Un hombre de unos cuarenta años, uno de los voluntarios
sin duda, me llevó a la estación; en el camino, él también lamentó que no
hubiera yo acabado los 10 días, arguyendo que el resultado es espectacular,
cosa que no percibes si no acabas. ¡Vaya por dios!.
No sentí ningún deseo de desandar el camino para volver
al retiro desde la estación, más bien sentí alivio de encontrarme en aquella
desvencijada parada del rodalíes de Barcelona.
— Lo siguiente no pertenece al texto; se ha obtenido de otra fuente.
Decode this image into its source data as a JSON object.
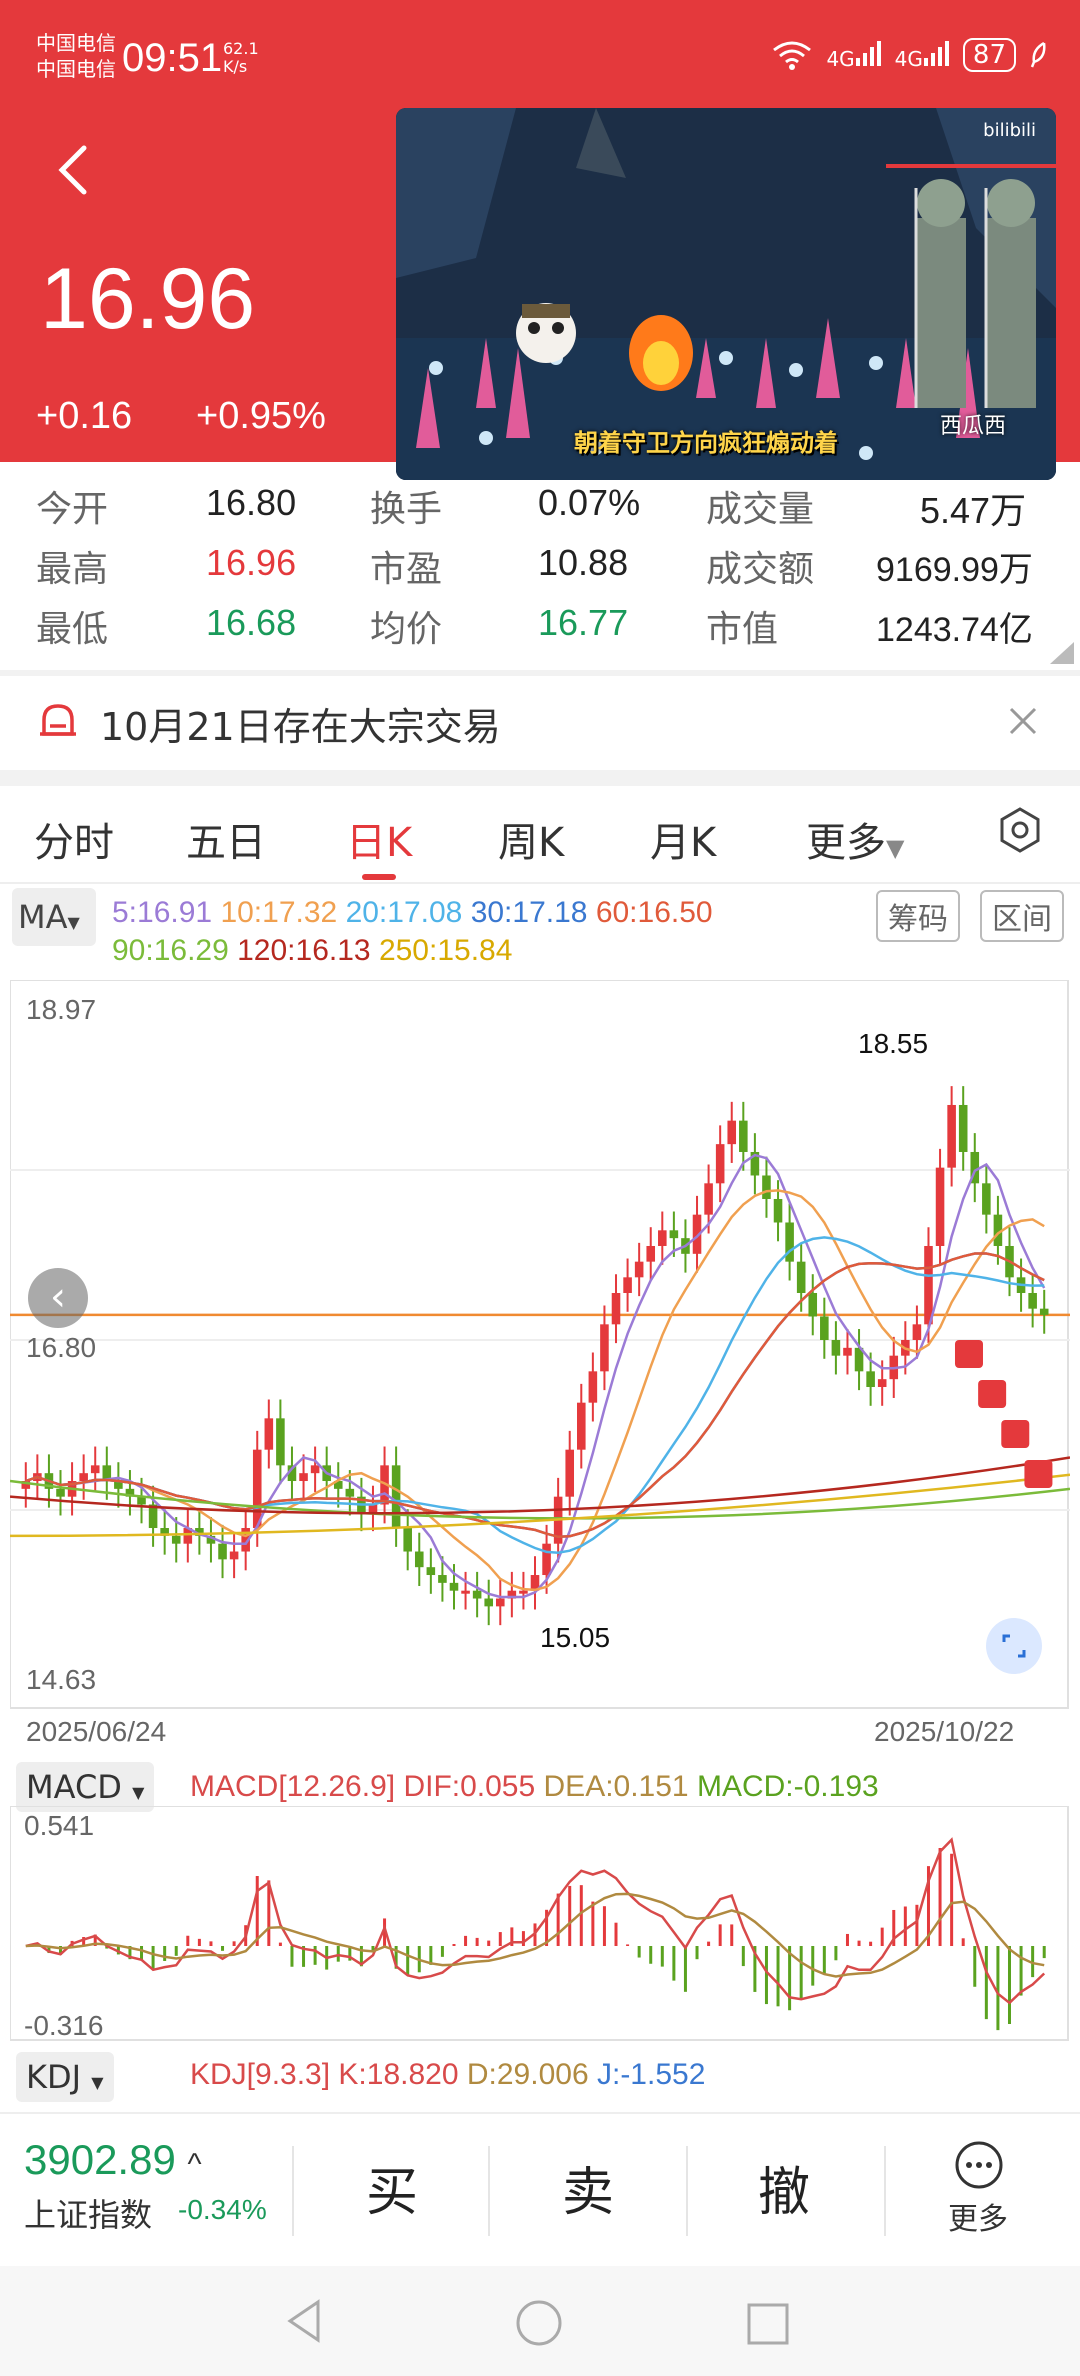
{
  "status_bar": {
    "carrier1": "中国电信",
    "carrier2": "中国电信",
    "time": "09:51",
    "net_speed_value": "62.1",
    "net_speed_unit": "K/s",
    "signal1": "4G",
    "signal2": "4G",
    "battery": "87"
  },
  "header": {
    "price": "16.96",
    "change": "+0.16",
    "change_pct": "+0.95%"
  },
  "video": {
    "caption": "朝着守卫方向疯狂煽动着",
    "name": "西瓜西",
    "watermark": "bilibili"
  },
  "quote": {
    "open_label": "今开",
    "open_value": "16.80",
    "turnover_label": "换手",
    "turnover_value": "0.07%",
    "volume_label": "成交量",
    "volume_value": "5.47万",
    "high_label": "最高",
    "high_value": "16.96",
    "pe_label": "市盈",
    "pe_value": "10.88",
    "amount_label": "成交额",
    "amount_value": "9169.99万",
    "low_label": "最低",
    "low_value": "16.68",
    "avg_label": "均价",
    "avg_value": "16.77",
    "mcap_label": "市值",
    "mcap_value": "1243.74亿"
  },
  "notice": {
    "text": "10月21日存在大宗交易"
  },
  "tabs": [
    "分时",
    "五日",
    "日K",
    "周K",
    "月K",
    "更多"
  ],
  "ma": {
    "selector": "MA",
    "ma5": "5:16.91",
    "ma10": "10:17.32",
    "ma20": "20:17.08",
    "ma30": "30:17.18",
    "ma60": "60:16.50",
    "ma90": "90:16.29",
    "ma120": "120:16.13",
    "ma250": "250:15.84",
    "chip_button": "筹码",
    "range_button": "区间",
    "colors": {
      "ma5": "#9b7bd6",
      "ma10": "#f0a050",
      "ma20": "#4fb3e8",
      "ma30": "#3a78d0",
      "ma60": "#e05a3a",
      "ma90": "#7bbb3a",
      "ma120": "#b5281f",
      "ma250": "#e0b820"
    }
  },
  "kchart": {
    "y_max": "18.97",
    "y_mid": "16.80",
    "y_min": "14.63",
    "high_mark": "18.55",
    "low_mark": "15.05",
    "date_start": "2025/06/24",
    "date_end": "2025/10/22"
  },
  "chart_data": {
    "type": "candlestick",
    "ylim": [
      14.63,
      18.97
    ],
    "x_range": [
      "2025/06/24",
      "2025/10/22"
    ],
    "annotations": {
      "max": 18.55,
      "min": 15.05
    },
    "closes": [
      15.9,
      15.95,
      15.85,
      15.8,
      15.9,
      15.95,
      16.0,
      15.9,
      15.85,
      15.8,
      15.75,
      15.6,
      15.55,
      15.5,
      15.6,
      15.55,
      15.5,
      15.4,
      15.45,
      15.6,
      16.1,
      16.3,
      16.0,
      15.9,
      15.95,
      16.0,
      15.9,
      15.85,
      15.8,
      15.7,
      15.75,
      16.0,
      15.6,
      15.45,
      15.35,
      15.3,
      15.25,
      15.2,
      15.2,
      15.15,
      15.1,
      15.15,
      15.2,
      15.2,
      15.3,
      15.5,
      15.8,
      16.1,
      16.4,
      16.6,
      16.9,
      17.1,
      17.2,
      17.3,
      17.4,
      17.5,
      17.45,
      17.35,
      17.6,
      17.8,
      18.05,
      18.2,
      18.0,
      17.85,
      17.7,
      17.55,
      17.3,
      17.1,
      16.95,
      16.8,
      16.7,
      16.75,
      16.6,
      16.5,
      16.55,
      16.7,
      16.8,
      16.9,
      17.4,
      17.9,
      18.3,
      18.0,
      17.8,
      17.6,
      17.4,
      17.2,
      17.1,
      17.0,
      16.96
    ],
    "macd": {
      "dif": 0.055,
      "dea": 0.151,
      "macd": -0.193,
      "ylim": [
        -0.316,
        0.541
      ]
    },
    "kdj": {
      "k": 18.82,
      "d": 29.006,
      "j": -1.552
    }
  },
  "macd": {
    "selector": "MACD",
    "params": "MACD[12.26.9]",
    "dif": "DIF:0.055",
    "dea": "DEA:0.151",
    "macd": "MACD:-0.193",
    "y_top": "0.541",
    "y_bottom": "-0.316"
  },
  "kdj": {
    "selector": "KDJ",
    "params": "KDJ[9.3.3]",
    "k": "K:18.820",
    "d": "D:29.006",
    "j": "J:-1.552"
  },
  "bottom": {
    "index_value": "3902.89",
    "index_name": "上证指数",
    "index_pct": "-0.34%",
    "buy": "买",
    "sell": "卖",
    "cancel": "撤",
    "more": "更多"
  }
}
Le di las gracias y a los pocos
minutos estaba sentado junto a una ventana del tren viendo pasar los restos de
antiguas zonas industriales, las obras sin acabar del AVE a no sé dónde con los
hierros oxidados, los depósitos de coches esperando ser vendidos y varias
ciudades dormitorio desperezándose.
En el interior, cada loco con su tema, unos – los más –
manipulando su artilugio electrónico, otros leyendo el periódico, y algunos
conversando, o castigando al compañero o compañera de viaje con razonamientos
obsesivos, con el único objetivo de oírse a si mismos. El tren se fue llenando
hasta vaciarse casi de golpe al llegar a Barcelona.
Todo tan distinto, pero tan auténtico. Eso, nos guste o
no, es la realidad con la que hay que lidiar cada día.
Ni lo uno, ni lo otro. Pues a ver cómo arreglamos esto.